Yes, I’ve heard howls of protest from some GOP legislators, special interest lobbyists, and political consultants over yesterday’s Muth’s Truths column about Republicans in Carson City voting to raise taxes.
Many obviously don’t understand – or refuse to accept – the Gibbons Tax Restraint law that was passed by voters – TWICE! – in the 1990s. So here’s a refresher course…
The law refers to a constitutional amendment in Nevada that requires a two-thirds supermajority vote in both houses of the Nevada Legislature to approve any bill that increases, generates, or creates new public revenue (i.e., raises taxes or fees).
This law is named after Jim Gibbons, a former Nevada assemblyman (and later governor), who was the principal author and advocate for the measure.
It was designed to make it significantly more difficult for the state government to raise taxes, reflecting strong anti-tax sentiment among Nevada voters.
The intent was to ensure that any tax increase had broad, bipartisan legislative support or was approved directly by a majority of voters if passed by a simple legislative majority.

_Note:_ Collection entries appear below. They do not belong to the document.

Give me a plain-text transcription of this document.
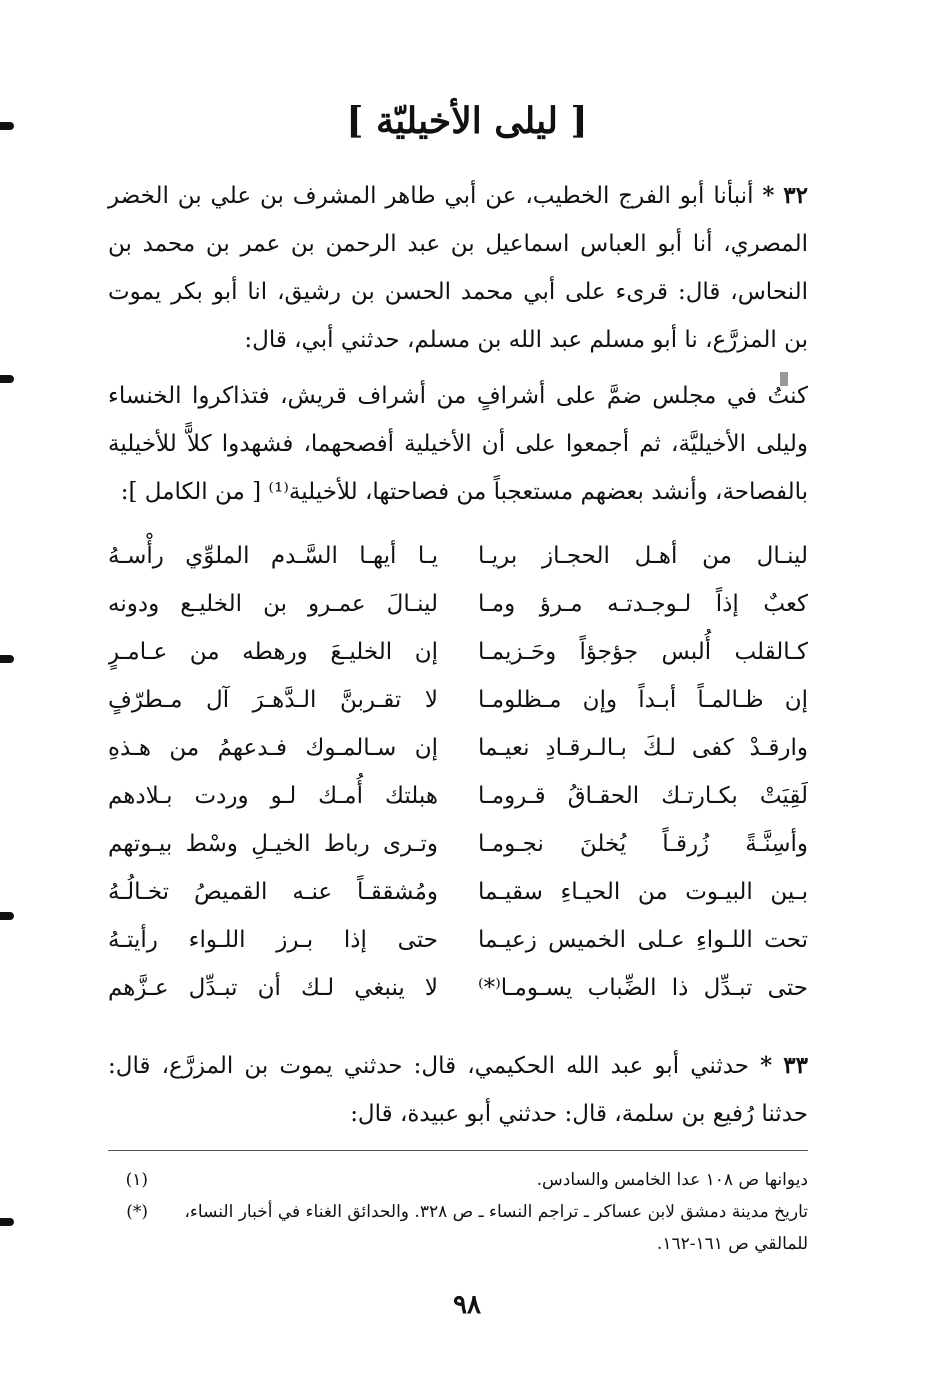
[ ليلى الأخيليّة ]
٣٢ * أنبأنا أبو الفرج الخطيب، عن أبي طاهر المشرف بن علي بن الخضر المصري، أنا أبو العباس اسماعيل بن عبد الرحمن بن عمر بن محمد بن النحاس، قال: قرىء على أبي محمد الحسن بن رشيق، انا أبو بكر يموت بن المزرَّع، نا أبو مسلم عبد الله بن مسلم، حدثني أبي، قال:
كنتُ في مجلس ضمَّ على أشرافٍ من أشراف قريش، فتذاكروا الخنساء وليلى الأخيليَّة، ثم أجمعوا على أن الأخيلية أفصحهما، فشهدوا كلاًّ للأخيلية بالفصاحة، وأنشد بعضهم مستعجباً من فصاحتها، للأخيلية⁽¹⁾ [ من الكامل ]:
يـا أيهـا السَّـدم الملوِّي رأْسـهُ لينـال من أهـل الحجـاز بريـا
لينـالَ عمـرو بن الخليـع ودونه كعبٌ إذاً لـوجـدتـه مـرؤ ومـا
إن الخليـعَ ورهطه من عـامـرٍ كـالقلب أُلبس جؤجؤاً وحَـزيمـا
لا تقـربنَّ الـدَّهـرَ آل مـطرّفٍ إن ظـالمـاً أبـداً وإن مـظلومـا
إن سـالمـوك فـدعهمُ من هـذهِ وارقـدْ كفى لـكَ بـالـرقـادِ نعيـما
هبلتك أُمـك لـو وردت بـلادهم لَقِيَتْ بكـارتـك الحقـاقُ قـرومـا
وتـرى رباط الخيـلِ وسْط بيـوتهم وأسِنَّـةً زُرقـاً يُخلنَ نجـومـا
ومُشققـاً عنـه القميصُ تخـالُـهُ بـين البيـوت من الحيـاءِ سقيـما
حتى إذا بـرز اللـواء رأيتـهُ تحت اللـواءِ عـلى الخميس زعيـما
لا ينبغي لـك أن تبـدِّل عـزَّهم حتى تبـدِّل ذا الضِّباب يسـومـا⁽*⁾
٣٣ * حدثني أبو عبد الله الحكيمي، قال: حدثني يموت بن المزرَّع، قال: حدثنا رُفيع بن سلمة، قال: حدثني أبو عبيدة، قال:
(١)	ديوانها ص ١٠٨ عدا الخامس والسادس.
(*)	تاريخ مدينة دمشق لابن عساكر ـ تراجم النساء ـ ص ٣٢٨. والحدائق الغناء في أخبار النساء، للمالقي ص ١٦١-١٦٢.
٩٨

Repeat: Or approved DIRECTLY by a majority of VOTERS.
SB451 and AB530 – as well as AB69 and AB545 – are tax hike bills currently in front of the Nevada Legislature.
I wrote about SB451 and AB530 in yesterday’s column.
AB69 would extend a temporary sales tax hike in Nye County. And only two Republicans – Assemblywomen Jill Dickman and Heidi Kasama – voted against it. It’s now in the hands of the Senate.
AB545 would jack up your smog test fee when what we SHOULD be doing is getting rid of the smog test entirely – or at least for newer cars that have enhanced pollution control technology.
And to be sure, each of the tax hike extension bills is an effort to get around the Gibbons tax restraint law by allowing county commissioners to pass the tax hikes rather than a direct vote of the people.
It’s just plain wrong, if not illegal.
And in case legislators aren’t sure whether a bill is a tax hike or not, all bills subject to the Gibbons Tax Restraint law include a very prominent disclaimer right at the very top of the bill (see below).
So there’s no question as to whether or not these bills are tax hikes. They are.
That’s not me saying it. It’s the LCB (Legislative Counsel Bureau) which posts the notice at the top of the bills. It’s also what the Nevada Supreme Court said in 2021.
The two bills (SB551 and SB542) at issue in the Settelmeyer decision – named after former GOP Sen. James Settelmeyer who sued to block the tax hikes – were extensions of existing taxes and fees that were scheduled to sunset (expire).
SB 551: This bill extended the existing rates under the modified business tax (MBT) past a planned July 2019 sunset date, thereby preventing a scheduled decrease in the tax rate.
SB 542: This bill extended for two years a $1 technology fee motorists pay to the DMV, which was also set to expire.
The Nevada Supreme Court ruled that, even though these bills extended existing taxes and fees rather than creating new ones, they nonetheless “create, generate, or increase public revenue” under the state constitution’s supermajority requirement.
So no matter what any special interests lobbyists tell our legislators about these bills, they are, in fact, tax hikes. And GOP legislators shouldn’t be schmoozed, strong-armed, or bamboozled into voting for them and give Democrats “bi-partisan” cover.
Star Trek fans will recall Capt. Kirk’s view of the Kobayashi Maru test – the so-called “no win scenario.” His attitude was that there’s always an alternative – even when none seemed to exist.
And there are certainly alternatives to raising taxes – including the “more cops” tax hike, as detailed in this column by former Assemblywoman Annie Black.
I’ll close with this…
It wasn’t all negative fire-and-brimstone outrage that I received over yesterday’s column.
A couple GOP legislators reached out after reading the column and acknowledged they’d listened to the wrong people and made a mistake.
So I’m not going to politically hang them for it.
Lobbyist pressure is a serious reality in pressure-cooked Carson City. And if these Republicans learned their lesson and go forward without falling for it again…well, welcome back prodigal sons.
Remember, Ronald Reagan himself made a similar mistake. But after realizing he’d been misled, he didn’t make the same mistake twice.
“In 1988 Reagan complained that the 1982 tax increase that he reluctantly embraced was among the worst decisions of his presidency,” Reagan speechwriter Kenneth Khachigian wrote recently in the Wall Street Journal.
The rule for Republican legislators in Carson City going forward this session should be exactly what Chief Engineer Montgomery “Scotty” Scott of the U.S.S. Enterprise famously said: “Fool me once, shame on you. Fool me twice, shame on me.”
Or as Pete Townsend of The Who sang: “We don’t get fooled again.”